東証市場再編

全国上場会社の旅

【鹿児島県】橋梁の建設・補修で暮らしを支える プレストレスト・コンクリートの専門会社

TAGS.

※この記事はJPX「新市場区分特設サイト」上で2022年3月9日に掲載した記事の再掲載です。

コーアツ工業株式会社
代表取締役社長 出口稔

橋梁の建設・補修で暮らしを支える
プレストレスト・コンクリートの専門会社
―鹿児島県― コーアツ工業株式会社

「プレストレスト・コンクリート(PC)」ということばを知っていますか? 強度と耐久性に優れ、橋梁や燃料タンク、各種建築物など高い安全性が求められる構造物で広く使われています。しかし、製造には特殊な技術が必要で、PC工事を専門でおこなう会社は全国でも限られています。その1社であるコーアツ工業株式会社の代表取締役社長の出口稔さんに、仕事にかける熱い思いを伺いました。

PCは、コンクリートの弱点を克服したコンクリート

――プレストレスト・コンクリートという技術に着目した経緯を教えてください。

出口社長 当社は1959年に鹿児島県薩摩川内市の建設会社からコンクリート製品の製造工場を譲り受ける形で誕生しました。当時は主にブロックなどのコンクリート製品を作っていたそうですが、その頃PC技術を用いた橋梁が鹿児島県内でも施工され始め、当時の創業者はPC橋梁の施工が今後はもっと増えるだろうと考え、PC工事事業に参入したと聞いています。それ以来、地域のみなさんがより便利に暮らすため、橋梁の施工を中心に鹿児島のPC専門会社として歩んできました。

――PCとは、どのような技術なのか教えてください。

出口社長 PCは「Prestressed Concrete」の略で、Pre(あらかじめ)Stress(応力)が与えられたコンクリートという意味です。

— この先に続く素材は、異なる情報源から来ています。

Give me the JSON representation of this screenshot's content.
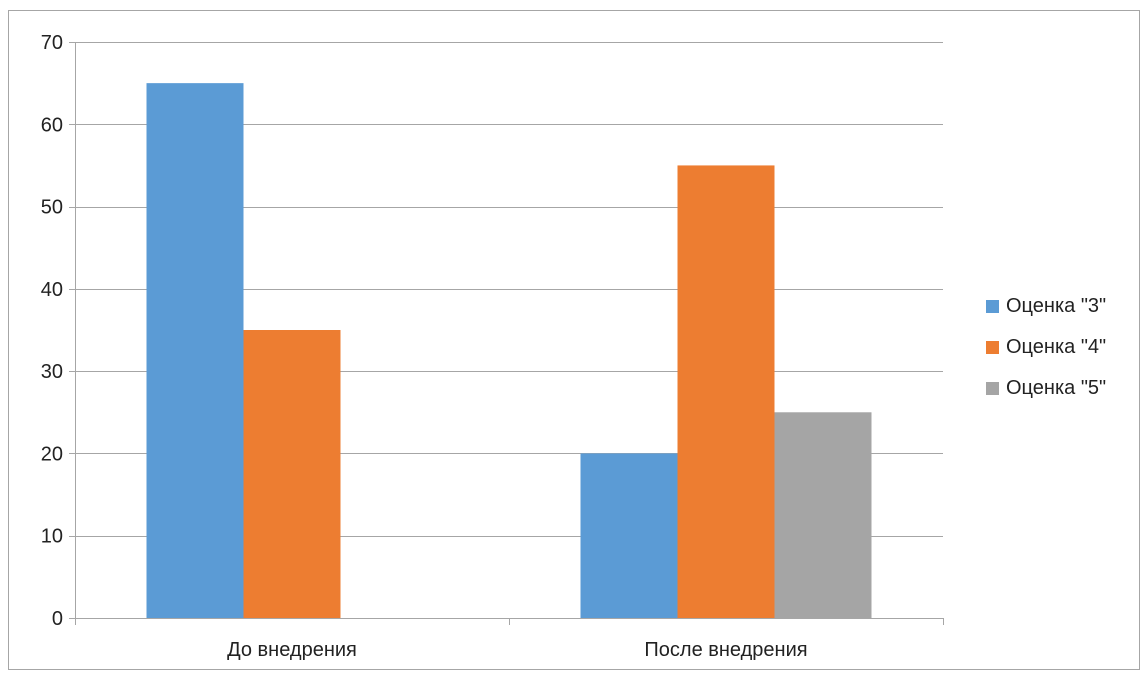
{
  "chart_data": {
    "type": "bar",
    "categories": [
      "До внедрения",
      "После внедрения"
    ],
    "series": [
      {
        "name": "Оценка \"3\"",
        "values": [
          65,
          20
        ],
        "color": "#5b9bd5"
      },
      {
        "name": "Оценка \"4\"",
        "values": [
          35,
          55
        ],
        "color": "#ed7d31"
      },
      {
        "name": "Оценка \"5\"",
        "values": [
          0,
          25
        ],
        "color": "#a5a5a5"
      }
    ],
    "ylim": [
      0,
      70
    ],
    "yticks": [
      0,
      10,
      20,
      30,
      40,
      50,
      60,
      70
    ],
    "grid": true,
    "legend": "right"
  }
}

コンクリートには、「圧縮には強いが、引張には弱い」という性質があります。コンクリートに大きな荷重がかかると、外側がたわんで引張力が発生し、それによってコンクリートにひび割れが発生します。鉄筋コンクリート構造は、引張力に強い鉄筋を埋め込むことでこれを改良したものですが、完全にひび割れを防ぐことはできませんし、一度、ひび割れができるとコンクリート内部に水が侵入し、コンクリートの劣化や鉄筋腐食の発生につながります。

そこで、引張力に対して応力がある、つまりひび割れないコンクリートとして開発されたのがPCです。PCはコンクリートの内部にピアノ線のようなPC鋼材(緊張材)を仕込んで、この緊張材にあらかじめ応力を与えることで、より大きな荷重を受けても応力を与えた分だけ引張力に抵抗し、強度が発揮される構造です。PC技術を使う構造物は数多くありますが、その代表的なものは、日々、大型トラックなどが行き来するPC橋梁です。


――「プレストレスト・コンクリート」ということばは初めて聞きましたが、現代の生活に欠かせない技術なんですね。PC技術を使う会社はたくさんあるのでしょうか。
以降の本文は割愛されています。